Pero luego, en el campo de batalla,
demostró su valía. Tal como Yang Liang había dicho, era un talento militar
excepcional. El Emperador Xiao no tuvo más remedio que moderarse. Por muy
impulsivo que fuera, no podía jugar con el destino del imperio. Aunque solo
fuera por las apariencias, no podía permitir que el mundo lo viera como un
monarca que despreciaba a los hombres de talento.
Con el tiempo, al tratarlo más, logró
superar el impacto que le causaba aquel rostro. Pero no le agradaba su
carácter, tan tibio como el agua. No importaba cuán acorralado estuviera,
siempre soportaba en silencio, ocultando las tormentas en lo profundo del
corazón.
Si al menos fuera alguien que supiera
soportar… pero lo peor era que podía ver en él una insatisfacción reprimida.
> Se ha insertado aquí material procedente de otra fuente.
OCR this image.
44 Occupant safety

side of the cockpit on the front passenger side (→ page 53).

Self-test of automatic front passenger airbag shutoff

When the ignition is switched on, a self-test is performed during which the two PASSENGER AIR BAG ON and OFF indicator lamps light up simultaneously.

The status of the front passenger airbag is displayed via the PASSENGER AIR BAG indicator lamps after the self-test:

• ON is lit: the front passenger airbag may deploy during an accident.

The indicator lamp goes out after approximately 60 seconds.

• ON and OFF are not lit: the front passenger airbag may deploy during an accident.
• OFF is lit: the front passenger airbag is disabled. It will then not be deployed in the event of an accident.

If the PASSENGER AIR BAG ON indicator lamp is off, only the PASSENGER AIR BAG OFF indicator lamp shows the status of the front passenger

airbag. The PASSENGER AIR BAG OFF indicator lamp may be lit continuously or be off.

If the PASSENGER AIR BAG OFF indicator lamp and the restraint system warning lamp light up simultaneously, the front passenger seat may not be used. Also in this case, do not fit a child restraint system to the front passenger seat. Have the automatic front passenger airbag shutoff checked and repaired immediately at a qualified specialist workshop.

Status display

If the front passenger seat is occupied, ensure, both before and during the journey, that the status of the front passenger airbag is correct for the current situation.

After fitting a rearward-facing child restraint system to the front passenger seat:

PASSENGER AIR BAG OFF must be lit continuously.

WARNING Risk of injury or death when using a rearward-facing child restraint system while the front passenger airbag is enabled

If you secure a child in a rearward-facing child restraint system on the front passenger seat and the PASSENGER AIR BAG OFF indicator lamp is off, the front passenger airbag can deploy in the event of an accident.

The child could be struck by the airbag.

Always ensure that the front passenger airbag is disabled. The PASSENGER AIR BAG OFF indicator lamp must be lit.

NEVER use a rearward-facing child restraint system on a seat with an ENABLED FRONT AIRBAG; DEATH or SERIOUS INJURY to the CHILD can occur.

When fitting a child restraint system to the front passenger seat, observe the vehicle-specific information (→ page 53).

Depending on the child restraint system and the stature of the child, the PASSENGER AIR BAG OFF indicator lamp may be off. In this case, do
Y en efecto —rio para sí, con frialdad—, no
podía creer que, después de todo lo que había pasado, ese hombre aún pudiera
ser sinceramente leal. Los humanos guardan rencor. ¿Quién puede ser herido sin
guardar resentimiento?
Nunca había conocido a alguien así.
Lo observaba con recelo. Esperaba.
Como un cazador en acecho: la paciencia
nunca es un defecto. Las recompensas suelen ser inesperadas.
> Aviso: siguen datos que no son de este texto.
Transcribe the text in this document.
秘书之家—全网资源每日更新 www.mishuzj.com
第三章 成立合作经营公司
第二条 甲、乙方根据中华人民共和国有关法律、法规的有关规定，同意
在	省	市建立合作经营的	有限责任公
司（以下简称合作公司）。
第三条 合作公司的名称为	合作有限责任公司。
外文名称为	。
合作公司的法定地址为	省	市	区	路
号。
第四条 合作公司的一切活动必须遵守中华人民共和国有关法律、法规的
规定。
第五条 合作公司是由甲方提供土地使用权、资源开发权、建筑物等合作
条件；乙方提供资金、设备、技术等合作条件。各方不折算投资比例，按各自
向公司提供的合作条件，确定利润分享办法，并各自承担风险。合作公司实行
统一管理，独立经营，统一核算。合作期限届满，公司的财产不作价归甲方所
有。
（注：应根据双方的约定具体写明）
A veces, no podía evitar jugar con él.
Después de todo, la vida era aburrida.
Así, cuando recibió la carta secreta del
supervisor militar Han desde el frente, sintió a la vez furia y ganas de reír.
Lo sabía. No había forma de que alguien herido no buscara venganza. También
sintió alivio: su sospecha se confirmaba. Así es la naturaleza humana.
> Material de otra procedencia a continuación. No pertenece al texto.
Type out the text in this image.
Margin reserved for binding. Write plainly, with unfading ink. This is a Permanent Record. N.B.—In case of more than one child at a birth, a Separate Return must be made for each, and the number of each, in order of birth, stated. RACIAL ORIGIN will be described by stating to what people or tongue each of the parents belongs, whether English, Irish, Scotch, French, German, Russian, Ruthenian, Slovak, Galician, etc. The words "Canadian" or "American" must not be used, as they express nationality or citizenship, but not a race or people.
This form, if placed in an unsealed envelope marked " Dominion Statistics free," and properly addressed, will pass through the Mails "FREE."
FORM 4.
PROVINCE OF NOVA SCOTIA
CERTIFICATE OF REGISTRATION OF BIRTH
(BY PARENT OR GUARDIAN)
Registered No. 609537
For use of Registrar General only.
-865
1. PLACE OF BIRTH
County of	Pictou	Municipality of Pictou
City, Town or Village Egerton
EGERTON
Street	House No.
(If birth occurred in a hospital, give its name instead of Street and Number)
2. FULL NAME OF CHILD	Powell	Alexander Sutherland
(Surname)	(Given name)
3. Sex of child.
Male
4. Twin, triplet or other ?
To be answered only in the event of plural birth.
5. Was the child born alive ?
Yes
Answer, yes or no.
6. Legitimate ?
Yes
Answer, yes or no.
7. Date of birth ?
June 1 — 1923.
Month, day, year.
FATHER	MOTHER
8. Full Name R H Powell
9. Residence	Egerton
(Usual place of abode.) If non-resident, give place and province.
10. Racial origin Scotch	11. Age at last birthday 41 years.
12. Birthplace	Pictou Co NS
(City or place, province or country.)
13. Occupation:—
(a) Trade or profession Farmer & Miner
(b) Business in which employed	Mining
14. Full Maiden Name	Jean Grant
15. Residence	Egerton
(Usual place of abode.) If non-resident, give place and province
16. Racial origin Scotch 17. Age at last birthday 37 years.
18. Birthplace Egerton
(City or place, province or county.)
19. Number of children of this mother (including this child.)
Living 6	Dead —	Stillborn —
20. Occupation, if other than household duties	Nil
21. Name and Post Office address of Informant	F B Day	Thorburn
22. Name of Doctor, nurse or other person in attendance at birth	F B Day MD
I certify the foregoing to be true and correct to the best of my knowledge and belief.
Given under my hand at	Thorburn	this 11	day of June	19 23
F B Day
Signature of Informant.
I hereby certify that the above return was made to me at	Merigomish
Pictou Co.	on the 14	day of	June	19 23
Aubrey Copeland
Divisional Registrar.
Casi de inmediato, emitió el decreto para
destituir al comandante en jefe de los tres ejércitos.
Sin embargo, al calmarse y reflexionar,
terminó por rechazar su propio juicio. Era una trampa. Una trampa demasiado
evidente. Quien la había tendido era un maestro, sí, pero él no era menos. Se
sintió irritado por su error, pero decidió seguir el juego.
Chen Zeming tal vez saldría herido. Esa
posibilidad la apartó deliberadamente. Lo importante era el panorama general.
Incluso si el sacrificado era él mismo. Sin crueldad, no hay grandeza.
Y cuando llegó la rebelión en palacio, él
ya lo tenía todo bajo control.
Chen Guiren, sabiendo que era
traición, aun así, transmitió cartas de la emperatriz viuda.
«¡Pena de muerte!»
Él ya había dictado sentencia en su
corazón. Sin embargo, advirtió a Chen Zeming con antelación, prohibiéndole
cualquier contacto con ella. No quería que se viera envuelto en ese asunto tan
turbio. Incluso usó la excusa de una derrota militar para despojarlo del mando,
degradándolo a vicecomandante de la capital.
Sin darse cuenta, había empezado a creer en
su lealtad. Tal vez, ese hombre realmente no lo traicionaría. Intentó confiar,
pero no pudo evitar la duda: Chen Guiren era prima de Chen Zeming, su
antiguo amor. Esa relación… no podía ignorarla.
Muchas veces, el éxito o el fracaso de un
asunto puede depender de una pequeña negligencia.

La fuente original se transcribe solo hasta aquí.